Migranti e solidali continuano la lotta contro un’Europa sempre più fortezza
Continua la lotta delle migliaia di persone che stanno cercando di superare i blocchi delle polizie degli stati centrali e meridionali d’Europa, nel loro sforzo di raggiungere le regioni del nord del Vecchio Continente. La novità nel quadro è la decisione della Macedonia, che segue quella di Croazia, Slovenia e Serbia, di chiudere l’accesso al paese per tutti i profughi non in linea con i requisiti di Shenghen. Il blocco agli accessi in riferimento al campo profughi di Gevgelija costringe a rimanere ad Idomeni circa 15.000 migranti che non accennano però a smettere di dare battaglia, con le condizioni di vita nel campo aggravate anche dalla pioggia battente.
La polizia greca è dovuta intervenire con la forza per liberare i binari ferroviari occupati dai migranti al grido di “Aprite i confini!”, ma in tutto il paese ellenico è rivolta contro la Fortezza Europa. Cortei di migranti si sono svolti da Polycastro fino alla frontiera e da Schisto, dove si trova un campo d’accoglienza, verso la capitale Atene.
Nella stessa Atene sono state occupate la sede della UE e piazza Victoria in solidarietà alla lotta migrante; piazza Victoria era stata sgomberata due giorni fa da un intervento poliziesco che era seguito ad una serie di provocazioni di stampo fascista, e ospita ora tanti e tante solidali che al grido di RefugeesWelcome cercano dal basso di contestare le politiche nazionali ed europee.
La polizia greca ha inoltre annunciato l’inizio della operazioni di sgombero del campo di Idomeni, che rischierebbe di diventare una nuova Calais. Tuttora non è chiaro dove saranno portati i migranti lì presenti, considerato il fatto che l’accordo tra UE e Turchia sarà operativo solo se ratificato il prossimo 17 marzo.
Di fatto a livello politico si è messa quindi in campo la chiusura ufficiale della rotta balcanica, accelerata dopo l’accordo capestro strappato dalla Turchia ieri; Turchia che assorbirà centinaia di migliaia di migranti in cambio di altri miliardi di euro dell’UE, di una chiusura di entrambi gli occhi sul suo ruolo nella repressione dei Kurdi e delle libertà civili interne, dell’apertura delle procedure per l’ammissione della Turchia nell’UE.
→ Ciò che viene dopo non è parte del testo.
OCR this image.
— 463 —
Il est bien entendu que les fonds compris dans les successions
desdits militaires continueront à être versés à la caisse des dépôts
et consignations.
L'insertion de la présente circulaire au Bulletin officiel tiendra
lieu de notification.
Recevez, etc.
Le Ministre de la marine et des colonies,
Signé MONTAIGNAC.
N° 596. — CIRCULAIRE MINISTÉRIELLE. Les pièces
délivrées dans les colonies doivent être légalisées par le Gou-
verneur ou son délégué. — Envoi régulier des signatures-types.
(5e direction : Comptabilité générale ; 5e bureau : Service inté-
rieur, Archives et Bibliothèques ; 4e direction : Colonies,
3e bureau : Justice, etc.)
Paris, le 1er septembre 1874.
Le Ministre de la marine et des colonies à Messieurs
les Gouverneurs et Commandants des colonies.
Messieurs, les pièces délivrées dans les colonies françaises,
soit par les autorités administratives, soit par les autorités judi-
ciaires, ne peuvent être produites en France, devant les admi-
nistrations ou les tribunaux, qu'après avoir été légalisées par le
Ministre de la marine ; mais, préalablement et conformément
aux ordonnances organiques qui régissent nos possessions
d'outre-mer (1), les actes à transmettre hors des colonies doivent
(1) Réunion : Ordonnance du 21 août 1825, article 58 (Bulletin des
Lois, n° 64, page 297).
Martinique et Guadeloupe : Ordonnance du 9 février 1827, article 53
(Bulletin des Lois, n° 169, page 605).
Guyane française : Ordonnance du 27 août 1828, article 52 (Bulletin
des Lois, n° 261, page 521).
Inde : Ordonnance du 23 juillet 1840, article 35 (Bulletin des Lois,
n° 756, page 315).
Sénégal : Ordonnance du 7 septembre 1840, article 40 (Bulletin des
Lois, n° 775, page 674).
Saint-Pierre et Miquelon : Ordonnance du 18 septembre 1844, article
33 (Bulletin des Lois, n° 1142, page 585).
Quest’ultimo punto è quello che più esemplifica la situazione, visto che l’attacco ai diritti delle persone e l’iper-nazionalismo xenofobo sembrano essere pratiche ormai comuni a tutte le elites politiche europee, le quali contemporaneamente proseguono l’attività bellica in Siria e Libia, rendendo lo slogan “Stop all wars” portato sui cartelli da tanti migranti in queste ore l’unico punto programmatico reale per i movimenti che necessariamente dovranno attivarsi su questo piano su scala transnazionale.